ATI's Chief Executive and Managing Director, Bernie de Haldevang said "There has recently been considerable media coverage on the issue of the risk of potential terrorist attacks in certain parts of Africa, which is in one sense itself regrettable for the concerns this raises. The potential threat, whether real or perceived, is extremely damaging to the economies of our member states and indeed to all of Africa.
"Investors and company's trading in Africa need to know that they can invest in the tourist industries and elsewhere in our member countries with the assurance that they are protected in the event of another terrorist tragedy. ATI's range of underwriting facilities is growing to meet the needs of a wide range of businesses - domestic and foreign - that want to conduct trade and investment activities in Africa. The net result of the political, credit and other financial services products we offer is that Africa's growth prospects can be enhanced through greater participation in its trade by other nations".
The initiative was welcomed by Kenya's Trade and Industry Minister, Dr.

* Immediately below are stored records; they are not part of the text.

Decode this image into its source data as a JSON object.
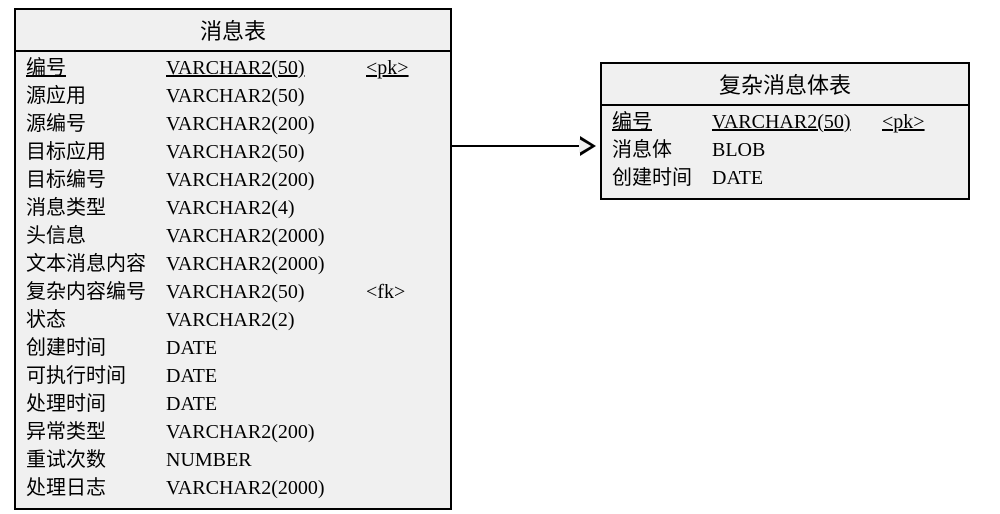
{
  "tables": {
    "message": {
      "title": "消息表",
      "columns": [
        {
          "name": "编号",
          "type": "VARCHAR2(50)",
          "key": "<pk>",
          "underline": true
        },
        {
          "name": "源应用",
          "type": "VARCHAR2(50)",
          "key": ""
        },
        {
          "name": "源编号",
          "type": "VARCHAR2(200)",
          "key": ""
        },
        {
          "name": "目标应用",
          "type": "VARCHAR2(50)",
          "key": ""
        },
        {
          "name": "目标编号",
          "type": "VARCHAR2(200)",
          "key": ""
        },
        {
          "name": "消息类型",
          "type": "VARCHAR2(4)",
          "key": ""
        },
        {
          "name": "头信息",
          "type": "VARCHAR2(2000)",
          "key": ""
        },
        {
          "name": "文本消息内容",
          "type": "VARCHAR2(2000)",
          "key": ""
        },
        {
          "name": "复杂内容编号",
          "type": "VARCHAR2(50)",
          "key": "<fk>"
        },
        {
          "name": "状态",
          "type": "VARCHAR2(2)",
          "key": ""
        },
        {
          "name": "创建时间",
          "type": "DATE",
          "key": ""
        },
        {
          "name": "可执行时间",
          "type": "DATE",
          "key": ""
        },
        {
          "name": "处理时间",
          "type": "DATE",
          "key": ""
        },
        {
          "name": "异常类型",
          "type": "VARCHAR2(200)",
          "key": ""
        },
        {
          "name": "重试次数",
          "type": "NUMBER",
          "key": ""
        },
        {
          "name": "处理日志",
          "type": "VARCHAR2(2000)",
          "key": ""
        }
      ]
    },
    "complex_body": {
      "title": "复杂消息体表",
      "columns": [
        {
          "name": "编号",
          "type": "VARCHAR2(50)",
          "key": "<pk>",
          "underline": true
        },
        {
          "name": "消息体",
          "type": "BLOB",
          "key": ""
        },
        {
          "name": "创建时间",
          "type": "DATE",
          "key": ""
        }
      ]
    }
  }
}
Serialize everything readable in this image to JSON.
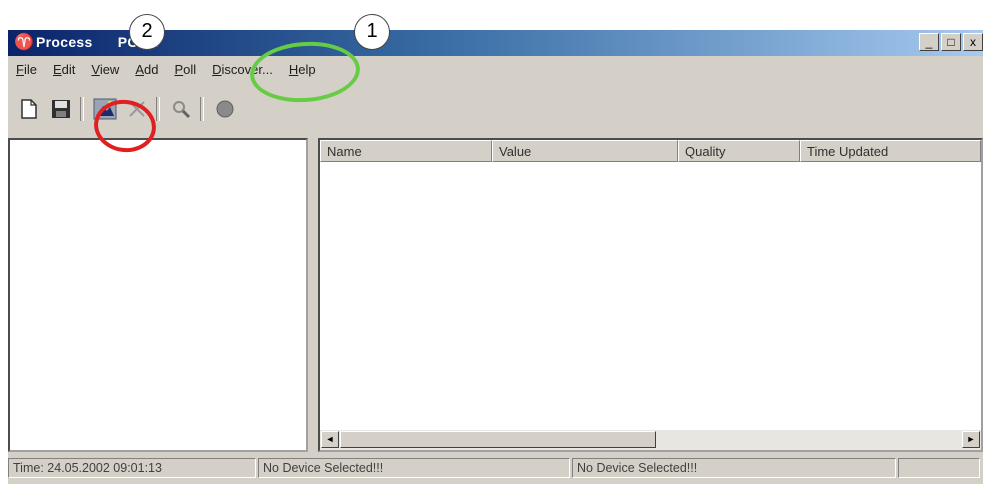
{
  "window": {
    "title": "Process      PCDA",
    "controls": [
      "_",
      "□",
      "x"
    ]
  },
  "menu": [
    "File",
    "Edit",
    "View",
    "Add",
    "Poll",
    "Discover...",
    "Help"
  ],
  "toolbar": {
    "buttons": [
      "new-icon",
      "save-icon",
      "discover-icon",
      "delete-icon",
      "search-icon",
      "record-icon"
    ]
  },
  "list": {
    "columns": [
      "Name",
      "Value",
      "Quality",
      "Time Updated"
    ]
  },
  "status": {
    "time": "Time: 24.05.2002 09:01:13",
    "device1": "No Device Selected!!!",
    "device2": "No Device Selected!!!"
  },
  "callouts": {
    "first": "1",
    "second": "2"
  },
  "colors": {
    "highlight_green": "#66cc44",
    "highlight_red": "#e02020",
    "title_gradient": "#0a246a"
  }
}
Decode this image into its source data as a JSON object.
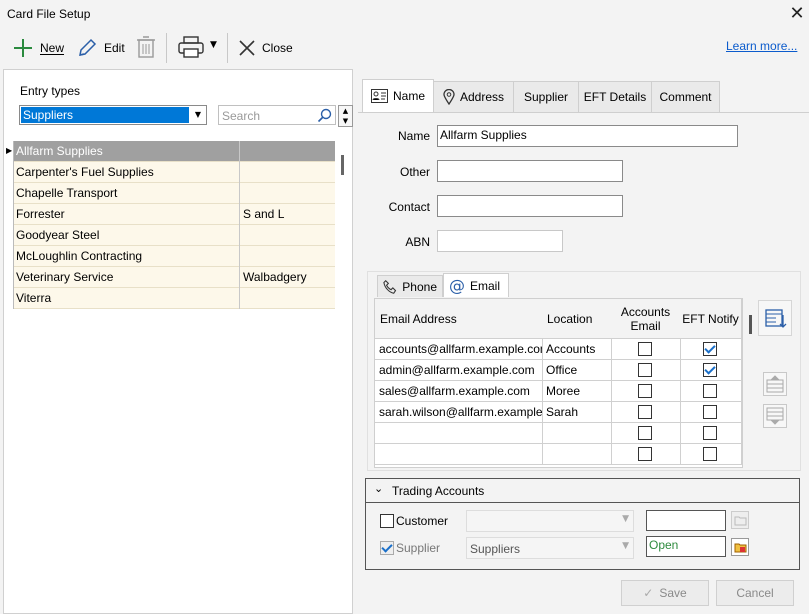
{
  "window": {
    "title": "Card File Setup"
  },
  "toolbar": {
    "new_label": "New",
    "edit_label": "Edit",
    "close_label": "Close",
    "learn_more": "Learn more..."
  },
  "entry": {
    "label": "Entry types",
    "selected": "Suppliers",
    "search_placeholder": "Search"
  },
  "cards": [
    {
      "name": "Allfarm Supplies",
      "other": "",
      "selected": true
    },
    {
      "name": "Carpenter's Fuel Supplies",
      "other": ""
    },
    {
      "name": "Chapelle Transport",
      "other": ""
    },
    {
      "name": "Forrester",
      "other": "S and L"
    },
    {
      "name": "Goodyear Steel",
      "other": ""
    },
    {
      "name": "McLoughlin Contracting",
      "other": ""
    },
    {
      "name": "Veterinary Service",
      "other": "Walbadgery"
    },
    {
      "name": "Viterra",
      "other": ""
    }
  ],
  "tabs": [
    {
      "label": "Name",
      "icon": "contact-card-icon"
    },
    {
      "label": "Address",
      "icon": "map-pin-icon"
    },
    {
      "label": "Supplier"
    },
    {
      "label": "EFT Details"
    },
    {
      "label": "Comment"
    }
  ],
  "form": {
    "name_label": "Name",
    "name_value": "Allfarm Supplies",
    "other_label": "Other",
    "other_value": "",
    "contact_label": "Contact",
    "contact_value": "",
    "abn_label": "ABN",
    "abn_value": ""
  },
  "subtabs": {
    "phone": "Phone",
    "email": "Email"
  },
  "email_grid": {
    "headers": {
      "address": "Email Address",
      "location": "Location",
      "accounts": "Accounts Email",
      "eft": "EFT Notify"
    },
    "rows": [
      {
        "address": "accounts@allfarm.example.com",
        "location": "Accounts",
        "accounts": false,
        "eft": true
      },
      {
        "address": "admin@allfarm.example.com",
        "location": "Office",
        "accounts": false,
        "eft": true
      },
      {
        "address": "sales@allfarm.example.com",
        "location": "Moree",
        "accounts": false,
        "eft": false
      },
      {
        "address": "sarah.wilson@allfarm.example.com",
        "location": "Sarah",
        "accounts": false,
        "eft": false
      },
      {
        "address": "",
        "location": "",
        "accounts": false,
        "eft": false
      },
      {
        "address": "",
        "location": "",
        "accounts": false,
        "eft": false
      }
    ]
  },
  "trading": {
    "title": "Trading Accounts",
    "customer_label": "Customer",
    "customer_checked": false,
    "customer_combo": "",
    "customer_field": "",
    "supplier_label": "Supplier",
    "supplier_checked": true,
    "supplier_combo": "Suppliers",
    "supplier_field": "Open"
  },
  "buttons": {
    "save": "Save",
    "cancel": "Cancel"
  },
  "colors": {
    "accent": "#0078d7",
    "row_bg": "#fdf8ea",
    "link": "#0b5bcc",
    "open_border": "#2e8b3e"
  }
}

Mukhisa Kituyi, who said "The agreement to provide terrorism damage cover is definitely good news for Kenya and its other partner states in ATI which have been getting jittery due to their vulnerability to terrorism threats".
ATI was established at the Common Market for Eastern and Southern Africa (COMESA) Summit of Heads of State in May 2000. Start-up funds of $105 million were provided by the International Development Association (IDA), the concessional lending arm of the World Bank, through the Regional Trade Facilitation Project, which was approved in April 2001.
World Bank funds are placed in off-shore trust accounts and are leveraged by private insurers to providing additional insurance capacity. The leverage ratio currently varies from 1:2 to 1:5. ATI became operational in April 2002 when the first 25% tranches of the IDA funds were disbursed.
ATI brings together countries willing to address the market's perception by setting up a credible insurance mechanism against losses caused by political risks, with ATI's member countries assuming financial liability for the political risks affecting trade within their own countries.
Beneficiaries will include foreign firms exporting goods and/or services to participating African countries; foreign financial institutions financing exports; and African companies from participating countries, that are exporting goods or services.
Risks eligible for cover include financial losses due to Non payment by State Owned Enterprises; Embargos; Expropriation; Government interference with entities owing insured obligations; Inability to convert or transfer currency; Imposition or increase of import or export taxes of a discriminatory nature; Interference with the transportation of goods; Seizure of Goods, Prevention of Sale, or Prevention of Export; and War or Civil Disturbance.
Eligible transactions to be insured include: Sale of goods, usually on credit terms; Letter of credit confirmation; Financial lease; Operational lease; Import/export of capital equipment for use by an insured in carrying on its business; Loans by foreign lenders; Loans by local lenders; Foreign Direct Investments; Contract/performance bonds; Import/export of goods to stock for sale; Import/export of goods for processing; and Services.